ColumnTransformer

class sktime.transformations.panel.compose.ColumnTransformer(transformers, remainder='drop', sparse_threshold=0.3, n_jobs=1, transformer_weights=None, preserve_dataframe=True)[source]

Applies transformations to columns of an array or pandas DataFrame. Simply takes the column transformer from sklearn and adds capability to handle pandas dataframe.

This estimator allows different columns or column subsets of the input to be transformed separately and the features generated by each transformer will be concatenated to form a single feature space. This is useful for heterogeneous or columnar data, to combine several feature extraction mechanisms or transformations into a single transformer.

Parameters
  • transformers (list of tuples) –

    List of (name, transformer, column(s)) tuples specifying the transformer objects to be applied to subsets of the data. name : string

    Like in Pipeline and FeatureUnion, this allows the transformer and its parameters to be set using set_params and searched in grid search.

    transformerestimator or {“passthrough”, “drop”}

    Estimator must support fit and transform. Special-cased strings “drop” and “passthrough” are accepted as well, to indicate to drop the columns or to pass them through untransformed, respectively.

    column(s) : str or int, array-like of string or int, slice, boolean mask array or callable

    Indexes the data on its second axis. Integers are interpreted as positional columns, while strings can reference DataFrame columns by name. A scalar string or int should be used where transformer expects X to be a 1d array-like (vector), otherwise a 2d array will be passed to the transformer. A callable is passed the input data X and can return any of the above.

  • remainder ({"drop", "passthrough"} or estimator, default "drop") – By default, only the specified columns in transformations are transformed and combined in the output, and the non-specified columns are dropped. (default of "drop"). By specifying remainder="passthrough", all remaining columns that were not specified in transformations will be automatically passed through. This subset of columns is concatenated with the output of the transformations. By setting remainder to be an estimator, the remaining non-specified columns will use the remainder estimator. The estimator must support fit and transform.

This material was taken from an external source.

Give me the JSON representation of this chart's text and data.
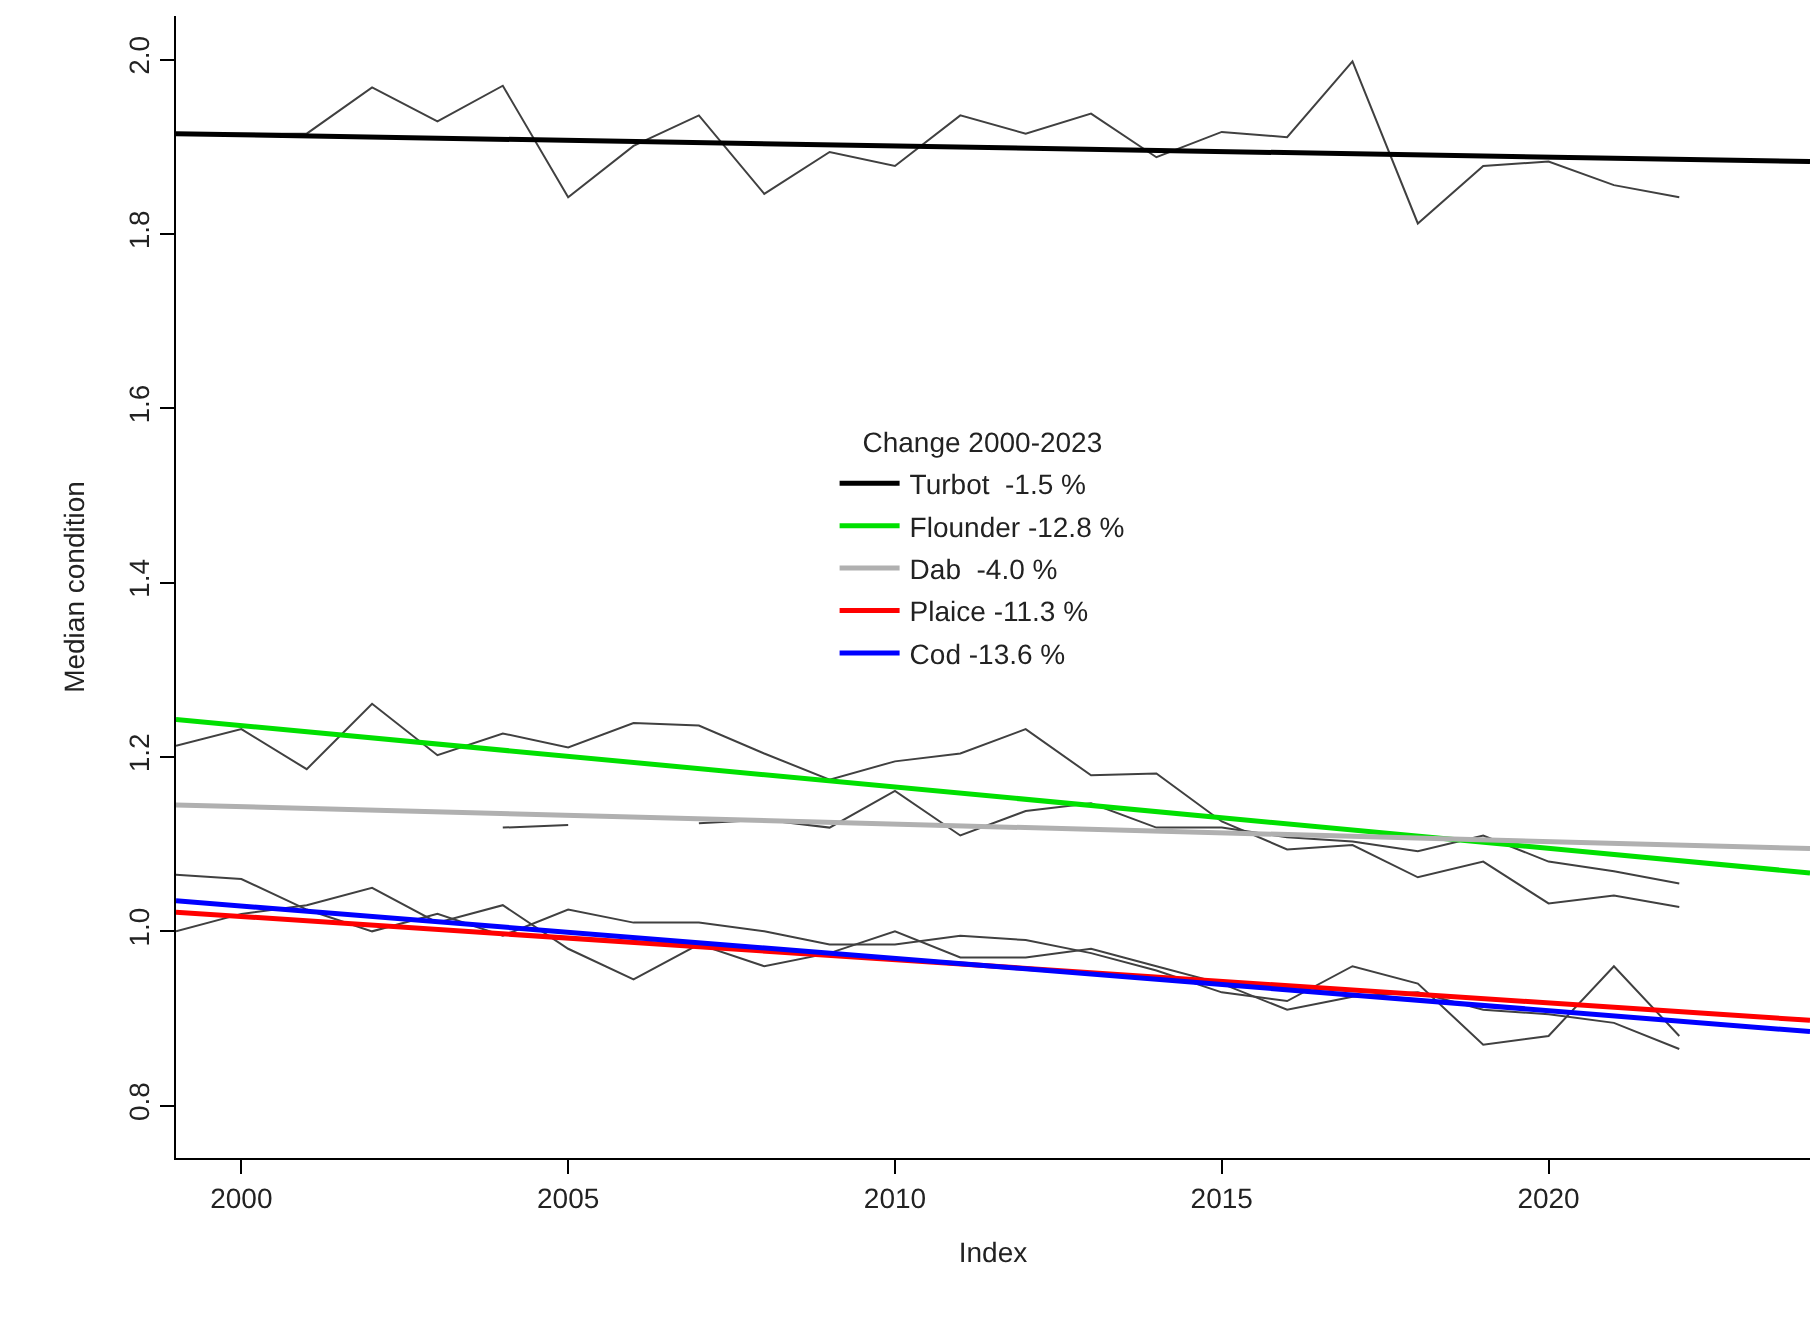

  • sparse_threshold (float, default = 0.3) – If the output of the different transformations contains sparse matrices, these will be stacked as a sparse matrix if the overall density is lower than this value. Use sparse_threshold=0 to always return dense. When the transformed output consists of all dense data, the stacked result will be dense, and this keyword will be ignored.

  • n_jobs (int or None, optional (default=None)) – Number of jobs to run in parallel. None means 1 unless in a joblib.parallel_backend context. -1 means using all processors.

  • transformer_weights (dict, optional) – Multiplicative weights for features per transformer. The output of the transformer is multiplied by these weights. Keys are transformer names, values the weights.

  • preserve_dataframe (boolean) – If True, pandas dataframe is returned. If False, numpy array is returned.

transformers_[source]

The collection of fitted transformations as tuples of (name, fitted_transformer, column). fitted_transformer can be an estimator, “drop”, or “passthrough”. In case there were no columns selected, this will be the unfitted transformer. If there are remaining columns, the final element is a tuple of the form: (“remainder”, transformer, remaining_columns) corresponding to the remainder parameter. If there are remaining columns, then len(transformers_)==len(transformations)+1, otherwise len(transformers_)==len(transformations).

Type

list

named_transformers_[source]

Read-only attribute to access any transformer by given name. Keys are transformer names and values are the fitted transformer objects.

Type

Bunch object, a dictionary with attribute access

sparse_output_[source]

Boolean flag indicating wether the output of transform is a sparse matrix or a dense numpy array, which depends on the output of the individual transformations and the sparse_threshold keyword.

Type

bool

__init__(transformers, remainder='drop', sparse_threshold=0.3, n_jobs=1, transformer_weights=None, preserve_dataframe=True)[source]

Initialize self. See help(type(self)) for accurate signature.